On Friday, I called the vet and got an appointment first thing Monday morning. She never made it. She died Sunday after Kent rushed her to the emergency clinic. He walked through the front door with her and they labeled her a Code 1. They put her in an oxygen tent, gave her a sedative and Kent called home.
Without an X-ray or any diagnostic tests, the vet was fairly certain she had congestive heart failure or pneumonia or both. Her chances of surviving any sort of treatment were grim, he said. About 10 percent. We decided to euthanize her.
The night before Uma died, Esme asked if we could buy her a puppy pop from The Dairy Godmother. She hadn't eaten in days and even standing left her breathless, but goddam if she didn't stand to eat that entire pop. Every last bit of it. I take great solace in that and I think Esme feels proud that she could comfort Uma in her final hours.
Heartbreak is one thing but watching your child suffer a loss is crushing. "I don't want her to die," Esme said as she wept and I ran my fingers through her hair.
"Flowers come back after they die, why can't Uma?" Tobias wondered.
Desmond asked immediately for a new dog. Josephine surprised me. She didn't say much of anything.
When Uma was a pup, we took her for long romps off leash in the woods near our house. There was a creek there that she loved to race through. In June, about the time she would have celebrated her 13th birthday, we'll return to Raleigh and spread her ashes in the forest, near a bend in the path that she especially loved. It was Kent's idea and I think it's a beautiful gesture.

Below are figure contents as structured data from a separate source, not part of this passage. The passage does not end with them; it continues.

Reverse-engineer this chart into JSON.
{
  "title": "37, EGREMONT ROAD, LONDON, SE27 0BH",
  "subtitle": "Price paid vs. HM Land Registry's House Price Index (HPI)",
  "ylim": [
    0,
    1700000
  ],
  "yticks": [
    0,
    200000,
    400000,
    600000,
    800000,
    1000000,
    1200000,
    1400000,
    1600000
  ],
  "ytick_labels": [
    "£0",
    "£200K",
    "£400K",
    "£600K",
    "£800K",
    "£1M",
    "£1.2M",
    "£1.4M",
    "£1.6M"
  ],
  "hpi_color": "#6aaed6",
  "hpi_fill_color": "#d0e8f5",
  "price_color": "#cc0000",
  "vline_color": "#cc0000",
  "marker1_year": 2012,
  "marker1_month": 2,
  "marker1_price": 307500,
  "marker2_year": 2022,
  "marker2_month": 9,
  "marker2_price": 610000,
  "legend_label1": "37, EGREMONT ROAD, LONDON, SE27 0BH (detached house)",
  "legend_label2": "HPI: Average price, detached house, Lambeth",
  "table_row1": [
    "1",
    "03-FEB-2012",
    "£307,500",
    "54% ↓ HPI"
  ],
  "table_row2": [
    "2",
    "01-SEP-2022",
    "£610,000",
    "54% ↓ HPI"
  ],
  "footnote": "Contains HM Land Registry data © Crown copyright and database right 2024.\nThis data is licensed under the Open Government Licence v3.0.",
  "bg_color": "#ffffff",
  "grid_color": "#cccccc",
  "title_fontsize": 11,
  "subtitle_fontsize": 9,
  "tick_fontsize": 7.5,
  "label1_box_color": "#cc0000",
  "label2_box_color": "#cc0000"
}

"Did you know I once tried to give her away?" I asked him today when the kids were gone and the house quiet. If Uma had been there, she would have pushed her nose onto our bed or sat curled beside it. I confided that shortly after we moved to Virginia and the twins were still small and I felt I was drowning, I called a dear friend back in Raleigh. The way I remember it, I could barely talk for the sobbing and I wondered what she thought of helping me find someone to care for Uma. I felt like I was doing Uma wrong, neglecting her in my inadequate attempts to care for three small ones, myself, a husband, a dying brother.
My friend talked me off the cliff and Uma stayed. I still feel guilt for loving her so completely then making her split that love by people who came first.
After lunch, I rifled through hundreds of old photos. So many moments I forgot. So much joy we were lucky to know.
This is the last photo we have of Uma, taken the day before she died. She was beloved and adored until the end.